Few would argue that the idea of a pensions dashboard, providing data on everyone’s pension savings, is not a good one which inevitably should happen at some stage. It is the kind of innovation that consumers would find helpful and, more importantly, expect, in an age in which technology and automation is ever-advancing.
Pension providers, banks and other financial providers, are in support of the dashboard and for them it is not a difficult project to sign up to. Most data in defined contribution pension schemes could be easily loaded onto, and maintained, on a dashboard. Much of it already exists online in one form or another anyway. The project is more difficult for defined benefit pension schemes. This sector is responsible for large amounts of legacy data, which is often not held in a manner which would be easily loadable, and maintainable, on a dashboard. The DWP is aware that compulsion may be the only way to ensure data is provided to the dashboard, but this may take time to implement.
Two years on from the 2016 Budget, and the industry is now awaiting a feasibility study, which the DWP had promised would be published in March, although it now appears to be scheduled for issue ‘in due course’. It’s not clear what has caused the delay and the hope is that it will be published shortly after the Easter break.
The DWP will want to ensure that as many people as possible can both trust and access the pensions dashboard and that the data on it is secure from those who might seek to access and misuse it, such as cold callers and scammers. While the DWP is working with the pensions industry to make the dashboard a reality, the original implementation deadline of April 2019, set by the government, is looking increasingly unlikely.
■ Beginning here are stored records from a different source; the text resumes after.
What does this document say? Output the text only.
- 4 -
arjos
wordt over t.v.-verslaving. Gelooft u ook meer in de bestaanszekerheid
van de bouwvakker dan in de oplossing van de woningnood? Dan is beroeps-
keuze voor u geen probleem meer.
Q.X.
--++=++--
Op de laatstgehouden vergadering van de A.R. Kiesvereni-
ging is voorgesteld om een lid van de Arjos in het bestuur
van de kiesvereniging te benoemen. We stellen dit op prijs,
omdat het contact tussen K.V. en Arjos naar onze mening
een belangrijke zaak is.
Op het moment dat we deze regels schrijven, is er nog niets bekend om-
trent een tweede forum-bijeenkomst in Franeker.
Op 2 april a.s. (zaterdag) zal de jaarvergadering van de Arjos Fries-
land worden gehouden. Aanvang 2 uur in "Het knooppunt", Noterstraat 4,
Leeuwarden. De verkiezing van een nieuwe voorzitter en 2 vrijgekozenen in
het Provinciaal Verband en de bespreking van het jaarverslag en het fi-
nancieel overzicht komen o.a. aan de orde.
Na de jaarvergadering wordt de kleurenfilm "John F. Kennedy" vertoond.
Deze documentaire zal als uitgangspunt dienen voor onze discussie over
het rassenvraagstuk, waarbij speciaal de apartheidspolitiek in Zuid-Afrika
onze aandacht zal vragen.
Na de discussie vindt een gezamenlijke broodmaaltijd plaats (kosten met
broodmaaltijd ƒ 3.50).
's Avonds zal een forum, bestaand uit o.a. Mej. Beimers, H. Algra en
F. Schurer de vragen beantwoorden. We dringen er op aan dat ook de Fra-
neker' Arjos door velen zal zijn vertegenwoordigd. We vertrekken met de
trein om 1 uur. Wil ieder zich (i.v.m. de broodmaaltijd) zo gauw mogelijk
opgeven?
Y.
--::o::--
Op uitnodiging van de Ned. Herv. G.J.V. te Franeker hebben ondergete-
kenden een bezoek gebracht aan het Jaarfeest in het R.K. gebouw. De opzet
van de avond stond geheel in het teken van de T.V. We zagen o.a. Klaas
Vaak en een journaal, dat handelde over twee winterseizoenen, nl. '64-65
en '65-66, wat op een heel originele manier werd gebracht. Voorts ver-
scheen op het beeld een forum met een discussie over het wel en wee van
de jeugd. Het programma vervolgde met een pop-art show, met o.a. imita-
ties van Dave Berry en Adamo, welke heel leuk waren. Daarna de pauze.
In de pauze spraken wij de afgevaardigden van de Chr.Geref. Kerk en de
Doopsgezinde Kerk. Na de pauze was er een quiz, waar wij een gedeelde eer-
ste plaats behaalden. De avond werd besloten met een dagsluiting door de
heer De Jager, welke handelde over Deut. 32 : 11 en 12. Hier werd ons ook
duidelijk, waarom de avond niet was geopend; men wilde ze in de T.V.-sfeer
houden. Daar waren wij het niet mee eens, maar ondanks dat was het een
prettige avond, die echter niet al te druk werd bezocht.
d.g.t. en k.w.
It is more important to get the dashboard right, than to rush it in to meet a political deadline. The pensions industry has suffered over the last couple of decades with government rushing through major changes, such as pensions flexibility, at the last minute. It is never ideal for major changes, however laudable, to be introduced when much of the detail, and in many cases the underlying legislation, is not settled until the eleventh hour. This only increases the scope for things to go wrong.